Bis auf die Namen ist jedoch kein norwegischer Einfluss spürbar. Die Gemeindebauhäuser erinnern keineswegs an die kleinen, bunten Holzhäuser, die die norwegischen Städte zieren. Stattdessen setzten die Architekten auch in Aspern auf die in Wohngebieten so beliebte Kombination aus Beton und der Farbe Grau. Auch wenn man den großen Häuserblöcken anmerkt, dass der Begriff „Neubau“ seit gut 20 Jahren nicht mehr auf sie zutrifft, wirken sie erstaunlich lebendig. Die Balkone sind teilweise bunt gestrichen, Grünpflanzen zieren die Geländer. In den Vorgärten auf der rechten Straßenseite wachsen hinter einem Bambussichtschutz kleine Bäume. Die lieblose, manchmal sogar furchteinflößende Aura großer, grauer Häuser, wie man sie etwa im Berliner Osten spürt, gibt es hier nicht. Eine Prise Wiener Charme genügt, um die Wohngegend einladender zu machen.

Überhaupt fühlt sich Aspern vorstädtisch-ländlich an. Wie viel Wien soll auch noch in einem Ort stecken, der drüber der Donau liegt und damit deutlich abgeschnitten vom Zentrum ist? Von Aspern aus ist man schneller im angrenzenden Niederösterreich als in der Wiener Innenstadt, in der Stadt trägt der 22. Bezirk Donaustadt, zu dem Aspern gehört, den Kosenamen „Transdanubien“. Da wundert es nicht, dass die Bewohner nicht unbedingt den Eindruck machen, tagein, tagaus mit der U-Bahn in die Stadt zu fahren. Für den jungen David Alaba gab es diese Möglichkeit ohnehin noch nicht, erst seit 2010 verbindet die Linie U2 Aspern mit dem Zentrum.

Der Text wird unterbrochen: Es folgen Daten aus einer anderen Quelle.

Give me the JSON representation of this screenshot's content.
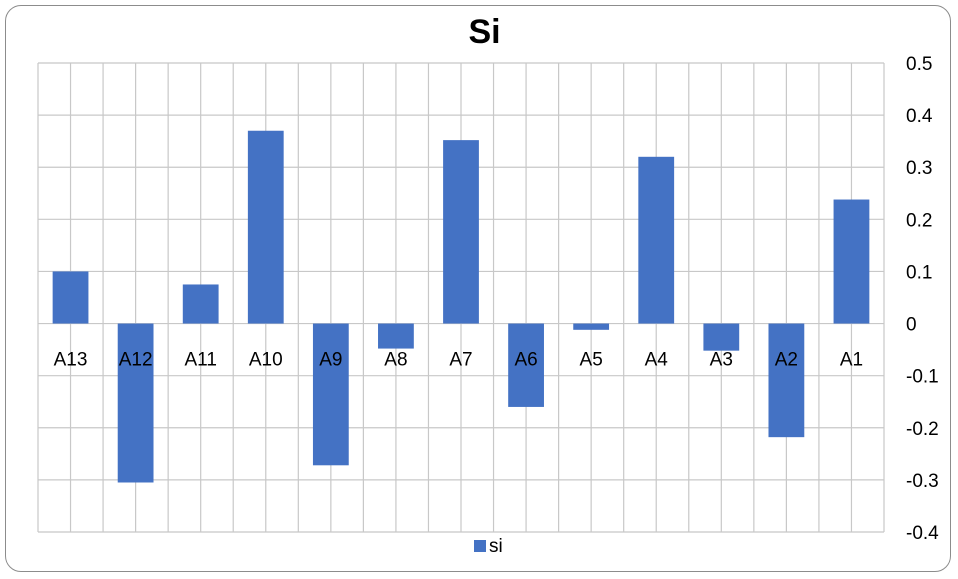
{
  "chart_data": {
    "type": "bar",
    "title": "Si",
    "xlabel": "",
    "ylabel": "",
    "categories": [
      "A13",
      "A12",
      "A11",
      "A10",
      "A9",
      "A8",
      "A7",
      "A6",
      "A5",
      "A4",
      "A3",
      "A2",
      "A1"
    ],
    "series": [
      {
        "name": "si",
        "color": "#4472c4",
        "values": [
          0.1,
          -0.305,
          0.075,
          0.37,
          -0.272,
          -0.048,
          0.352,
          -0.16,
          -0.012,
          0.32,
          -0.052,
          -0.218,
          0.238
        ]
      }
    ],
    "ylim": [
      -0.4,
      0.5
    ],
    "yticks": [
      "0.5",
      "0.4",
      "0.3",
      "0.2",
      "0.1",
      "0",
      "-0.1",
      "-0.2",
      "-0.3",
      "-0.4"
    ],
    "y_axis_side": "right",
    "grid": true,
    "legend": "bottom"
  }
}
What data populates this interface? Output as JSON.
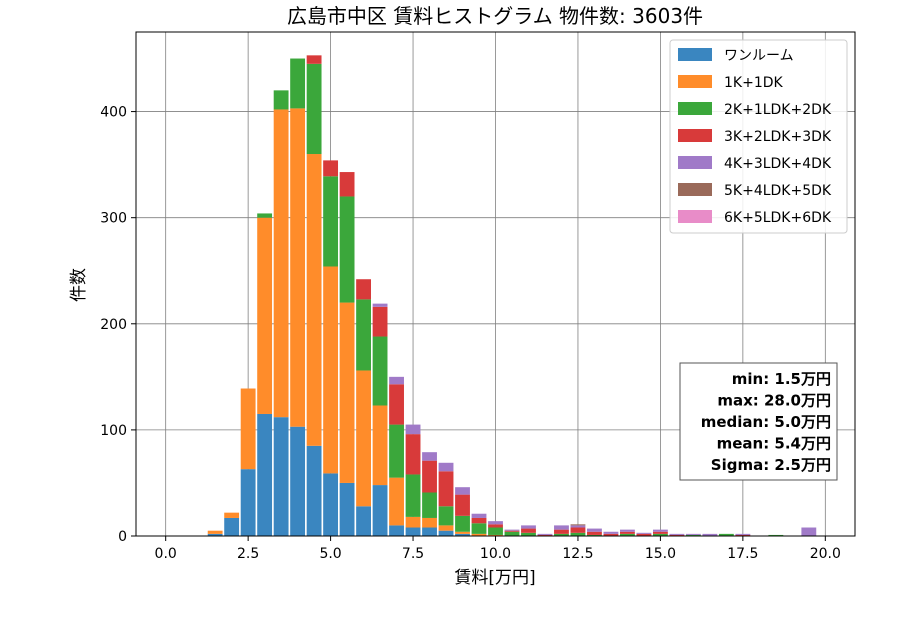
{
  "chart_data": {
    "type": "bar",
    "stacked": true,
    "title": "広島市中区 賃料ヒストグラム 物件数: 3603件",
    "xlabel": "賃料[万円]",
    "ylabel": "件数",
    "xlim": [
      -0.9,
      20.9
    ],
    "ylim": [
      0,
      475
    ],
    "xticks": [
      0,
      2.5,
      5,
      7.5,
      10,
      12.5,
      15,
      17.5,
      20
    ],
    "xtick_labels": [
      "0.0",
      "2.5",
      "5.0",
      "7.5",
      "10.0",
      "12.5",
      "15.0",
      "17.5",
      "20.0"
    ],
    "yticks": [
      0,
      100,
      200,
      300,
      400
    ],
    "ytick_labels": [
      "0",
      "100",
      "200",
      "300",
      "400"
    ],
    "grid": true,
    "legend_position": "top-right",
    "bin_width": 0.5,
    "x": [
      0.0,
      0.5,
      1.0,
      1.5,
      2.0,
      2.5,
      3.0,
      3.5,
      4.0,
      4.5,
      5.0,
      5.5,
      6.0,
      6.5,
      7.0,
      7.5,
      8.0,
      8.5,
      9.0,
      9.5,
      10.0,
      10.5,
      11.0,
      11.5,
      12.0,
      12.5,
      13.0,
      13.5,
      14.0,
      14.5,
      15.0,
      15.5,
      16.0,
      16.5,
      17.0,
      17.5,
      18.0,
      18.5,
      19.0,
      19.5
    ],
    "series": [
      {
        "name": "ワンルーム",
        "color": "#3a86c0",
        "values": [
          0,
          0,
          0,
          2,
          17,
          63,
          115,
          112,
          103,
          85,
          59,
          50,
          28,
          48,
          10,
          8,
          8,
          5,
          2,
          0,
          0,
          0,
          0,
          0,
          0,
          0,
          0,
          0,
          0,
          0,
          0,
          0,
          0,
          0,
          0,
          0,
          0,
          0,
          0,
          0
        ]
      },
      {
        "name": "1K+1DK",
        "color": "#ff8c2a",
        "values": [
          0,
          0,
          0,
          3,
          5,
          76,
          185,
          290,
          300,
          275,
          195,
          170,
          128,
          75,
          45,
          10,
          9,
          5,
          2,
          2,
          1,
          0,
          0,
          0,
          0,
          0,
          0,
          0,
          0,
          0,
          0,
          0,
          0,
          0,
          0,
          0,
          0,
          0,
          0,
          0
        ]
      },
      {
        "name": "2K+1LDK+2DK",
        "color": "#3ba73b",
        "values": [
          0,
          0,
          0,
          0,
          0,
          0,
          4,
          18,
          47,
          85,
          85,
          100,
          67,
          65,
          50,
          40,
          24,
          18,
          15,
          10,
          7,
          4,
          3,
          0,
          2,
          3,
          1,
          0,
          2,
          0,
          2,
          0,
          1,
          0,
          2,
          0,
          0,
          1,
          0,
          0
        ]
      },
      {
        "name": "3K+2LDK+3DK",
        "color": "#d83a3a",
        "values": [
          0,
          0,
          0,
          0,
          0,
          0,
          0,
          0,
          0,
          8,
          15,
          23,
          19,
          28,
          38,
          38,
          30,
          33,
          20,
          5,
          3,
          1,
          4,
          1,
          4,
          5,
          3,
          2,
          2,
          2,
          2,
          1,
          0,
          0,
          0,
          1,
          0,
          0,
          0,
          0
        ]
      },
      {
        "name": "4K+3LDK+4DK",
        "color": "#a07ac8",
        "values": [
          0,
          0,
          0,
          0,
          0,
          0,
          0,
          0,
          0,
          0,
          0,
          0,
          0,
          3,
          7,
          9,
          8,
          8,
          7,
          4,
          3,
          1,
          3,
          1,
          4,
          2,
          3,
          2,
          2,
          1,
          2,
          1,
          1,
          2,
          0,
          1,
          0,
          0,
          0,
          8
        ]
      },
      {
        "name": "5K+4LDK+5DK",
        "color": "#9a6a5a",
        "values": [
          0,
          0,
          0,
          0,
          0,
          0,
          0,
          0,
          0,
          0,
          0,
          0,
          0,
          0,
          0,
          0,
          0,
          0,
          0,
          0,
          0,
          0,
          0,
          0,
          0,
          1,
          0,
          0,
          0,
          0,
          0,
          0,
          0,
          0,
          0,
          0,
          0,
          0,
          0,
          0
        ]
      },
      {
        "name": "6K+5LDK+6DK",
        "color": "#e88cc8",
        "values": [
          0,
          0,
          0,
          0,
          0,
          0,
          0,
          0,
          0,
          0,
          0,
          0,
          0,
          0,
          0,
          0,
          0,
          0,
          0,
          0,
          0,
          0,
          0,
          0,
          0,
          0,
          0,
          0,
          0,
          0,
          0,
          0,
          0,
          0,
          0,
          0,
          0,
          0,
          0,
          0
        ]
      }
    ],
    "stats": [
      "min: 1.5万円",
      "max: 28.0万円",
      "median: 5.0万円",
      "mean: 5.4万円",
      "Sigma: 2.5万円"
    ]
  }
}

Heute ist allein die U-Bahnfahrt einen Ausflug nach Alaba-Vorstadt wert. Vom Karlsplatz in der Innenstadt aus begleiten einen für die ersten Stationen asiatische Touristen mit Spiegelreflexkameras, die am Museumsquartier oder am Rathaus aufgeregt aus dem Zug springen, um in die Pferdekutsche zu wechseln. Von nun an ist das bunte Wien der Begleiter des Aspern-Reisenden: junge und alte Menschen, Wiener und andere österreichische Dialekte. Einige unterhalten sich auf Tschechisch, andere auf Kroatisch, und Wien wäre nicht Wien, wenn nicht auch ein Herr auf Türkisch ins Telefon brüllte. Die letzten Touristen steigen am Prater aus. Sitzen bleiben erstaunlich viele junge Leute mit eleganten Umhängetaschen. Sie verlassen die U-Bahn kurz darauf, an der Station Krieau, wo die Wirtschaftsuniversität ihren neuen Campus hat.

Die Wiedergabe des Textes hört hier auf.